Maybe it wasn't as easy as it looked, but there isn't any question about the decisiveness of the Miss Budweiser's victory Sunday in the $150,000 Columbia Cup.
Chip Hanauer, en route to his final straight victory of the season, scored three heat victories and then won the championship final in record time.
After churning up the river with three aborted starts, Hanauer piloted the Budweiser to a wire-to-wire win.
The Tide beat out the Winston Eagle for second place, Miss T-Plus was fourth, KORD Presents Pietro American Spirit fifth and Miss Rock sixth.
The Miss Budweiser's speed of 140.193 mph for the five-lap final is a record for a 10-mile course.
"With a field this fast you can't afford to let up, I had to go all out, the boat had nothing more to give," Hanauer said. "The thing is, the Budweiser team gives me an unfair advantage. Today, this boat was just better than anything else. It was super in the rough water."
As George Woods, Jr., driver of the second place The Tide put it, "The Bud is on a different level than the rest of us."
As a result, the only drama in the 27th running of the Columbia Cup entered around Hanauer's sore back. Even that proved to be anticlimactic. Reports that the leading driver in the history of the sport might not be able to continue after the second heat proved groundless.
"I injured it because of a stupid mistake in the first heat at Miami in June," Hanauer said. "It bothered me in the Gold Cup and the Indiana races, but I thought it had healed after our three week layoff. Unfortunately, the rough water aggravated it. It's just something I'm going to have put up with."
The Budweiser trailed in the start of heat 1A, but had the lead coming out of the first turn and led the rest of the way, winning with an average speed of 143.966 mph.
Pushing the Bud but unable to catch it was Woods in the surprisingly swift Tide.
In fact, the Tide set a course lap record of 146.311 mph in the second lap, but barely made up any ground.
It was the same story in heats 2A and 3A. The Budweiser's average speed in heat 2A, the fastest of the day, was 144.674 mph and 141.312 in heat 3A.
In the meantime, the U.99.9 KISW-Miss Rock made it clear it's no longer the laughing stock of the fleet by winning the first two heats of the so-called slow boats.
Miss Rock, driven by Nate Brown, averaged 137.095 mph in winning heat 1B and 137.430 heat 2B. However, a blown engine in heat 3B allowed the U-50 KORD Presents Pietro's American Spirit to win the heat and grab a berth in the championship final.
Miss T-Plus, driven by Steve David, won the "last chance" heat with an average speed of 141.189 mph and the last berth in the championship final.
"I can't believe we went five-for-five in the Tri-Cities," owner Bernie Little said, counting Saturday's Dash for the Cash, all three heats and the championship final. "I don't know what we'll do for an encore in Seattle."
Winning the sixth straight race of the season will probably suffice.
"I try not to think about it but I have to admit the idea of an undefeated season did enter my mind today," Hanauer said. "But it was for only about 10 seconds before I put it out of my mind.

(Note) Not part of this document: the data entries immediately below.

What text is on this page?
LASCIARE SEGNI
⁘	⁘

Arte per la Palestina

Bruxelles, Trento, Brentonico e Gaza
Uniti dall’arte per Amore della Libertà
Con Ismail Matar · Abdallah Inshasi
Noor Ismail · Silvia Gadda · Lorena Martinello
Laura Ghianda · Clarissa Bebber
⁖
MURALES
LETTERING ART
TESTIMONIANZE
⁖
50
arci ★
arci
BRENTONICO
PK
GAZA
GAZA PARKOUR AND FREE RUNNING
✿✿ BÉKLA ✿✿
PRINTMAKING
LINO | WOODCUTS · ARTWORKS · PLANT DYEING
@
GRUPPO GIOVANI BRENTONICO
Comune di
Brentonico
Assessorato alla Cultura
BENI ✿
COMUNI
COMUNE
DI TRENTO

I will make a deliberate point of not thinking about it any more. The only race that means diddley squat to me this week is the Seattle race."

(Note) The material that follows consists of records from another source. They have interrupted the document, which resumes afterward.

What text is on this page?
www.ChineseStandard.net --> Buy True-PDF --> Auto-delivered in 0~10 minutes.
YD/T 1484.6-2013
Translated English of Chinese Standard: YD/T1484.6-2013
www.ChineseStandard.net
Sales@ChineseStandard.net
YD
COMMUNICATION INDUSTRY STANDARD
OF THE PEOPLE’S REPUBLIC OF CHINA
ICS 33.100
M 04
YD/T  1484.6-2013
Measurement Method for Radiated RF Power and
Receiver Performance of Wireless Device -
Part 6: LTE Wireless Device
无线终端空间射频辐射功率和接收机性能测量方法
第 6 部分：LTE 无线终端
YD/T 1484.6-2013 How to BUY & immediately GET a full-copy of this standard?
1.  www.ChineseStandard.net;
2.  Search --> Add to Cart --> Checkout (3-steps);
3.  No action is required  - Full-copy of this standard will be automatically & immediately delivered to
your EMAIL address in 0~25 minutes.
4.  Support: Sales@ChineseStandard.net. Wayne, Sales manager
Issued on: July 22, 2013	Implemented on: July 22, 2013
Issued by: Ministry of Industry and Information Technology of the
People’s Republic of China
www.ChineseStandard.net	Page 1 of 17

The rest of the field made it clear it wasn't throwing in the towel.
"We'll go faster, the crew will see to that," said Woods of The Tide. "Right now it's going fast enough that I have to hang on."

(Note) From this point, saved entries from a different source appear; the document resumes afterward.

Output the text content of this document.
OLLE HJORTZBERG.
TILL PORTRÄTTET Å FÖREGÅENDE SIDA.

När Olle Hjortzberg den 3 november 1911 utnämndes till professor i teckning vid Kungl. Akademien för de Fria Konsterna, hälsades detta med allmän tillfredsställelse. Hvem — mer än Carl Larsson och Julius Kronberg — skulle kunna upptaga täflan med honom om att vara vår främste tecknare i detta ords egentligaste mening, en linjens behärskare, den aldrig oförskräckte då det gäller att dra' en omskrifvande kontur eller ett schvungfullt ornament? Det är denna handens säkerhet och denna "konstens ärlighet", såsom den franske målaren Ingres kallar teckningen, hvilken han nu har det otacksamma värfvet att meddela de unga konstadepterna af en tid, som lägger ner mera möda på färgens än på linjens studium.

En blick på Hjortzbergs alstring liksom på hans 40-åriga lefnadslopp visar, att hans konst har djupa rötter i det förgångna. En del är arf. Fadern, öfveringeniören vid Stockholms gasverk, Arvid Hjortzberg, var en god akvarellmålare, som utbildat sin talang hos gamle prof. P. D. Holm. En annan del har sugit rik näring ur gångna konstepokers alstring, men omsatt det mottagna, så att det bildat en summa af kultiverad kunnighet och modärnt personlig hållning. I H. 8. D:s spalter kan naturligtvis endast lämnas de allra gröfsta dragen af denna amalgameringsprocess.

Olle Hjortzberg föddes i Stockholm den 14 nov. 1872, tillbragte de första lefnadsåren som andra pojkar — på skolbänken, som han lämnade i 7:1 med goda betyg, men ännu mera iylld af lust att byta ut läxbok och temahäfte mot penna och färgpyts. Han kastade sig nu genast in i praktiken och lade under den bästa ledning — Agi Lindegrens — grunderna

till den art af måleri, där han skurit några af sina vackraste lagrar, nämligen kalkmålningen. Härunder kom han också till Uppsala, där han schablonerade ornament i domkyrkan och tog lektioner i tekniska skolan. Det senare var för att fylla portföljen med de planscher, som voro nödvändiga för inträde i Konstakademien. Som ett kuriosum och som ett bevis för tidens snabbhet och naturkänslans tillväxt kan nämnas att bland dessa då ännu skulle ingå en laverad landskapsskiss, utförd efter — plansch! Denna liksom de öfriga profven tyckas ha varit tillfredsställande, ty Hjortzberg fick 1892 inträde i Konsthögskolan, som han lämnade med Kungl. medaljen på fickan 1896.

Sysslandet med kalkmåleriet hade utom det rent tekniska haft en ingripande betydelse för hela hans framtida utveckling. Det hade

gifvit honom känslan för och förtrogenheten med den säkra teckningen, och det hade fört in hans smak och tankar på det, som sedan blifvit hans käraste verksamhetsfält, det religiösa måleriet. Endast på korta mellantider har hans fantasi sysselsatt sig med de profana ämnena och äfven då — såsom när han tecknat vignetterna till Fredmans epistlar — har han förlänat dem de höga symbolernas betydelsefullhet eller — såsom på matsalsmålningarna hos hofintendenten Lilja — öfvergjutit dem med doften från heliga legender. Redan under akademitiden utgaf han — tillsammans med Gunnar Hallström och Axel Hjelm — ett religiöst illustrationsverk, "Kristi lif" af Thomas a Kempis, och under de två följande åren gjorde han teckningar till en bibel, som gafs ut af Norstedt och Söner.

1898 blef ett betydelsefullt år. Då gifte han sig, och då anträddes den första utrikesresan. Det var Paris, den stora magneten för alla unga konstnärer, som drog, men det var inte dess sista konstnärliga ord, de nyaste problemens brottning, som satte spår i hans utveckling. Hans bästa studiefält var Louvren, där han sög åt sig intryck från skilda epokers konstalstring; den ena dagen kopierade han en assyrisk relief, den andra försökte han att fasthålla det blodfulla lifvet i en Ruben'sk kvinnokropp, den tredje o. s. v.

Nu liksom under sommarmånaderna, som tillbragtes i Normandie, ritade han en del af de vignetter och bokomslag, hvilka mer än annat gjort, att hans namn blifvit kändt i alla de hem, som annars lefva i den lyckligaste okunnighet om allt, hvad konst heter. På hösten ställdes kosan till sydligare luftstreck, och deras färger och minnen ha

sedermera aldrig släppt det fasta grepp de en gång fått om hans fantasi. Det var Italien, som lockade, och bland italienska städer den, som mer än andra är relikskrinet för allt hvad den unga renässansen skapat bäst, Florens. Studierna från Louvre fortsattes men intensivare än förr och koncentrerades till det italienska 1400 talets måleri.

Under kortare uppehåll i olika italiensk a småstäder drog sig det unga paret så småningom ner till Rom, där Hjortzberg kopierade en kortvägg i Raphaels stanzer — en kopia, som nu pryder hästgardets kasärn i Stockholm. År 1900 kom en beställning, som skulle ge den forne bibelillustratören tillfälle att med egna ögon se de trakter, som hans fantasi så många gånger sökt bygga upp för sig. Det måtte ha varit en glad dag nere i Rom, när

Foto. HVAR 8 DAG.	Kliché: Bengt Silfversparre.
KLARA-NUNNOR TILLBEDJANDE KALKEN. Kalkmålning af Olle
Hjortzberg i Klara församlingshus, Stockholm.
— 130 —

Steve Woomer, Winston Eagle owner, also indicated his determination to play catch up.
"The Eagle isn't giving up," he said. "My budget is almost as big as Bernie's. We're going to be doing something about it."
A likely move by the Winston camp would be to concentrate on its new boat, the Winston Select. "We increased its speed more than 10 mph in the Tri-Cities," Woomer said.
They'll need more than that to catch the Budweiser.